O caso veio à tona em março de 2023, quando funcionários denunciaram episódios de racismo, homofobia, injúria e humilhações dentro da escola estadual. Na época, vítimas relataram à Polícia Civil terem sido chamadas de “negra imunda”, “negra nojenta” e “viado nojento”. Segundo as denúncias, os episódios teriam ocorrido dentro do ambiente de trabalho e na presença de outros servidores. A investigação apontou ainda supostas práticas de assédio moral e humilhações contra funcionários da unidade escolar. Um dos relatos indicava que uma servidora teria sido acusada injustamente de furto. Outra vítima afirmou ter sido constrangida pela gestora durante o expediente. De acordo com a Polícia Civil, pelo menos quatro servidores denunciaram os fatos, entre eles funcionários da limpeza, um professor e uma ex-coordenadora da unidade escolar.
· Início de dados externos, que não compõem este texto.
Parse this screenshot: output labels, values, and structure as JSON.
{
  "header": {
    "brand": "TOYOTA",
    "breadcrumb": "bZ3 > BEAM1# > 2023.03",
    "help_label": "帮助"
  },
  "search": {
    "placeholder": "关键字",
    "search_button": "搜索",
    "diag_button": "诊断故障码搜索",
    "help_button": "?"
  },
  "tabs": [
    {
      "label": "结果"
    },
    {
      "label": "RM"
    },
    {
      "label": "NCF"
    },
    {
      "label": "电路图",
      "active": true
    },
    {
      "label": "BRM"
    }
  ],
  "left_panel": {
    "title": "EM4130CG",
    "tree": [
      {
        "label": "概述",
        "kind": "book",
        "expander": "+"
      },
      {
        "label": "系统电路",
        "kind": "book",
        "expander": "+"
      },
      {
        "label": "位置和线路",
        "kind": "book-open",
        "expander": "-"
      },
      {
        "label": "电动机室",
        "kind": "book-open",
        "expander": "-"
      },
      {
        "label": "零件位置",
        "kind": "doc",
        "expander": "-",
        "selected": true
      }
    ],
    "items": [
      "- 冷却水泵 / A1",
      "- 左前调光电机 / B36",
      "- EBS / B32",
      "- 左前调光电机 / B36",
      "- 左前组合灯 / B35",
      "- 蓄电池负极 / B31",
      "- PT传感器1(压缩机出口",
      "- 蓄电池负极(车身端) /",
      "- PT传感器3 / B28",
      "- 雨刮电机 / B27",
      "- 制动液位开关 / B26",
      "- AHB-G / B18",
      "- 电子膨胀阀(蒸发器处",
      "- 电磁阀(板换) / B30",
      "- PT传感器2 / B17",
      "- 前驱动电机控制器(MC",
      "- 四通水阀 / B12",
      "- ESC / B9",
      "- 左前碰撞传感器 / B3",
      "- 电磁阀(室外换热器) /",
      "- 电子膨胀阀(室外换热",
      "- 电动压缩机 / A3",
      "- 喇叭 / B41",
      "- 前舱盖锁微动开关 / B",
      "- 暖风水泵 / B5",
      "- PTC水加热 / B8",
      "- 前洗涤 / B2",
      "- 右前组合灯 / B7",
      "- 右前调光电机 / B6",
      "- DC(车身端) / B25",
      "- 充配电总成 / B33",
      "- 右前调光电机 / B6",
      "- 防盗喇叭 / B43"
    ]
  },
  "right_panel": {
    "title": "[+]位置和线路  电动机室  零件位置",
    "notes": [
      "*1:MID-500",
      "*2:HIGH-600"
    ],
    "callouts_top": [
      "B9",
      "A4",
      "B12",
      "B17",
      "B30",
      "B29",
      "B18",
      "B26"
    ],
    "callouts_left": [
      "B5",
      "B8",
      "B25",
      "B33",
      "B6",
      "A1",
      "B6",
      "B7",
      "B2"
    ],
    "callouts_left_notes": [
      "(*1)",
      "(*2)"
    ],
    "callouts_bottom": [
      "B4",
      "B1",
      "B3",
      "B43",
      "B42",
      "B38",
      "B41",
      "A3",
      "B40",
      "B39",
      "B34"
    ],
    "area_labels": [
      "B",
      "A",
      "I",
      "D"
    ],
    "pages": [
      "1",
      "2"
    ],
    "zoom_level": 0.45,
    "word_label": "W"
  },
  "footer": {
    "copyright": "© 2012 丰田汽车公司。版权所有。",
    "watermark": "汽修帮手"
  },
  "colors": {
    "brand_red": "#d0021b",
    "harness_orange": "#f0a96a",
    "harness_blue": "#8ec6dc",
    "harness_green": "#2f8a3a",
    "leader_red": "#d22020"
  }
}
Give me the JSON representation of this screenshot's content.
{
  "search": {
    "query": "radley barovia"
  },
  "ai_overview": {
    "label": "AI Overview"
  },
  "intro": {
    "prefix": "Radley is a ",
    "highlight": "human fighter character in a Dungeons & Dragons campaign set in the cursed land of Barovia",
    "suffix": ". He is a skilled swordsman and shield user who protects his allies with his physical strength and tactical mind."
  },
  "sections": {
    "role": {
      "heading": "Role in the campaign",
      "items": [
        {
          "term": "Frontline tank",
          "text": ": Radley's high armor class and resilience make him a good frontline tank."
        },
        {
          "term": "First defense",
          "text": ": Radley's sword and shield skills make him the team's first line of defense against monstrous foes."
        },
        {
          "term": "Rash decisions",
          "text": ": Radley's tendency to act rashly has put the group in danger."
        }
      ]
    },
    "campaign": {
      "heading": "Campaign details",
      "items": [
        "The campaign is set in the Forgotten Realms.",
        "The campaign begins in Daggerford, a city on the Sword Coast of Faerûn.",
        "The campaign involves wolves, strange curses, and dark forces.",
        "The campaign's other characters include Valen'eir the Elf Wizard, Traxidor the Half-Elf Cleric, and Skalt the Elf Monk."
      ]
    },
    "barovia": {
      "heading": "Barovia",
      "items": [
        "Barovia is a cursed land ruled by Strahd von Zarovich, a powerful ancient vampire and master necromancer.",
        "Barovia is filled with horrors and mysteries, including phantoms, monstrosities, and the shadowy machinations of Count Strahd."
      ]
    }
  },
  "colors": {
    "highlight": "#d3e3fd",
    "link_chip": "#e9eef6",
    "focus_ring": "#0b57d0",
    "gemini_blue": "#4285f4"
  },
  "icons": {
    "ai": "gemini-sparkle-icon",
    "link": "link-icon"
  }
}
Decisão anterior da Justiça

Em uma decisão de novembro de 2023, o juiz Gustavo Costa Borges já havia autorizado o pedido da Polícia Civil para que a Secretaria Estadual de Educação enviasse documentos relacionados ao procedimento administrativo aberto contra os investigados. Na ocasião, a Polícia Civil informou que investigava crimes de injúria, difamação e discriminação racial supostamente praticados contra servidores da escola. Ao g1, a Secretaria de Estado da Educação informou que os dois servidores já foram exonerados da rede estadual. Segundo a pasta, o ex-coordenador atuava em contrato temporário, enquanto Priscilla Gomes Guirra era servidora efetiva e deixou o cargo ainda em 2023.